1. Copy the reference genome in FASTA format (.FASTA | .FA ) to the folder. You can also download genome from UCSC Genome Browser https://genome.ucsc.edu/cgi-bin/hgGateway
2. Copy target regions file in BED format (.BED) to the folder. You can also download the target files from UCSC Table Browser https://genome.ucsc.edu/cgi-bin/hgTables. You can also see more information about preparing the bed file at our github repository https://github.com/NabaviLab/VarSimLab

That's it! Your reference is ready to generate reads from.

3. Running VarSimLab
^^^^^^^^^^^^^^^^^^^^
Here are the available arguments VarSimLab accepts at the command line
  required positional arguments:

  filename              name of output file
  genome                genome to be processessed

VarSimLab also requires one of the following arguments:

  -use_genome           generate tumor and normal for entire provided sequence.                         used for whole genome sequence simualtion
  -bed                  generate tumor and normal based on bed file containing
                        exonic regions. used for whole exome sequence simulation

read generation parameters:
  arguments to adjust read generation

  -c C                  read depth of coverage
  -s                    use single end reads (default paired)
  -l L                  read length. default 100 bp
  -m M                  maximum distance for two bed ranges to be merged into
                        one range. If zero, merges only those ranges that
                        directly overlap with each other

error parameters:
  arguments to adjust tumor error generation

  -cnv                  percent of total input to be incorporated into a CNV.
                        Values from 0 to 100. 4 would signify 4 percent of
                        input should be included in CNVs
  -cnv_min_size
                        minimum size of CNVs
  -cnv_max_size
                        CNV_max_size
  -snp                  percent of total input to be turned into SNPs. Values
                        from 0 to 100. A value of 5 indicates 5 percent of
                        genome should be turned into SNPs
  -indel                percent of total input to be included in INDELS.
                        values from 0 to 100, a value of 1 indicates 1 percent
                        of the genome should be included in indels


4. Understanding Simulator Results
^^^^^^^^^^^^^^^^^^^^^^^^^^^^^^^^^^
There are two folders inside the `output_prefix` folder.

- **Normal:** it will contain `.FASTQ` file for reads that represent the control (or normal) sample. There will be two `.FASTQ` files if paired end reads were generated, and one if single end reads were generated.
- **Tumor:** it will contain `.FASTQ` file for reads that represent the tumor sample.

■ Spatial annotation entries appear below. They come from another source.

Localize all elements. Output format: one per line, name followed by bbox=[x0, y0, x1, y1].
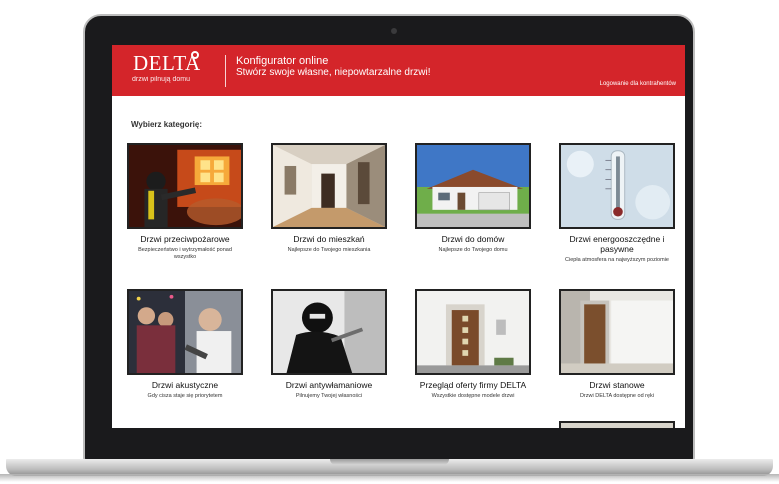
site-header: DELTA drzwi pilnują domu Konfigurator on… bbox=[112, 45, 685, 96]
party-noise-image[interactable] bbox=[127, 289, 243, 375]
front-door-image[interactable] bbox=[415, 289, 531, 375]
burglar-image[interactable] bbox=[271, 289, 387, 375]
header-subtitle: Stwórz swoje własne, niepowtarzalne drzw… bbox=[236, 67, 431, 78]
laptop-notch bbox=[330, 459, 449, 465]
category-card-house[interactable]: Drzwi do domów Najlepsze do Twojego domu bbox=[415, 143, 531, 254]
apartment-hallway-image[interactable] bbox=[271, 143, 387, 229]
category-title[interactable]: Drzwi do domów bbox=[415, 234, 531, 244]
category-desc: Pilnujemy Twojej własności bbox=[295, 393, 363, 399]
category-title[interactable]: Drzwi do mieszkań bbox=[271, 234, 387, 244]
category-desc: Ciepła atmosfera na najwyższym poziomie bbox=[565, 257, 669, 263]
logo-ring-icon bbox=[191, 51, 199, 59]
category-desc: Gdy cisza staje się priorytetem bbox=[147, 393, 223, 399]
category-desc: Wszystkie dostępne modele drzwi bbox=[431, 393, 515, 399]
browser-screen: DELTA drzwi pilnują domu Konfigurator on… bbox=[112, 45, 685, 428]
category-card-offer[interactable]: Przegląd oferty firmy DELTA Wszystkie do… bbox=[415, 289, 531, 400]
category-title[interactable]: Drzwi przeciwpożarowe bbox=[127, 234, 243, 244]
interior-door-image[interactable] bbox=[559, 289, 675, 375]
category-card-apartment[interactable]: Drzwi do mieszkań Najlepsze do Twojego m… bbox=[271, 143, 387, 254]
firefighter-image[interactable] bbox=[127, 143, 243, 229]
category-desc: Najlepsze do Twojego mieszkania bbox=[287, 247, 371, 253]
category-title[interactable]: Przegląd oferty firmy DELTA bbox=[415, 380, 531, 390]
partial-next-card bbox=[559, 421, 675, 428]
header-divider bbox=[225, 55, 226, 87]
category-card-fire[interactable]: Drzwi przeciwpożarowe Bezpieczeństwo i w… bbox=[127, 143, 243, 261]
camera-icon bbox=[391, 28, 397, 34]
logo-tagline: drzwi pilnują domu bbox=[132, 76, 190, 83]
category-card-acoustic[interactable]: Drzwi akustyczne Gdy cisza staje się pri… bbox=[127, 289, 243, 400]
house-image[interactable] bbox=[415, 143, 531, 229]
category-card-stock[interactable]: Drzwi stanowe Drzwi DELTA dostępne od rę… bbox=[559, 289, 675, 400]
category-card-energy[interactable]: Drzwi energooszczędne i pasywne Ciepła a… bbox=[559, 143, 675, 264]
section-title: Wybierz kategorię: bbox=[131, 120, 202, 129]
header-title: Konfigurator online bbox=[236, 55, 329, 67]
category-title[interactable]: Drzwi akustyczne bbox=[127, 380, 243, 390]
category-desc: Bezpieczeństwo i wytrzymałość ponad wszy… bbox=[138, 247, 232, 260]
category-desc: Drzwi DELTA dostępne od ręki bbox=[579, 393, 655, 399]
category-card-security[interactable]: Drzwi antywłamaniowe Pilnujemy Twojej wł… bbox=[271, 289, 387, 400]
category-title[interactable]: Drzwi antywłamaniowe bbox=[271, 380, 387, 390]
category-title[interactable]: Drzwi energooszczędne i pasywne bbox=[559, 234, 675, 254]
frozen-thermometer-image[interactable] bbox=[559, 143, 675, 229]
laptop-shadow bbox=[0, 474, 779, 482]
category-desc: Najlepsze do Twojego domu bbox=[438, 247, 508, 253]
category-title[interactable]: Drzwi stanowe bbox=[559, 380, 675, 390]
login-link[interactable]: Logowanie dla kontrahentów bbox=[600, 81, 676, 87]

There will be two `.FASTQ` files per allele for paired end sequencing, or one per allele for unpaired. In addition, it will contain the benchmark data that tells you where SNPs, Indels and CNVs for each allele in each subclone generated. 

5. Understanding Benchmarking files
^^^^^^^^^^^^^^^^^^^^^^^^^^^^^^^^^^
If a bed file was supplied, two sets of positions are calculated, one relative to the genome, the other relative to the exome. The genome position is likely to be much greater than the exome position, since the exome is much smaller than the genome, and exons are usually surrounded by large noncoding stretches.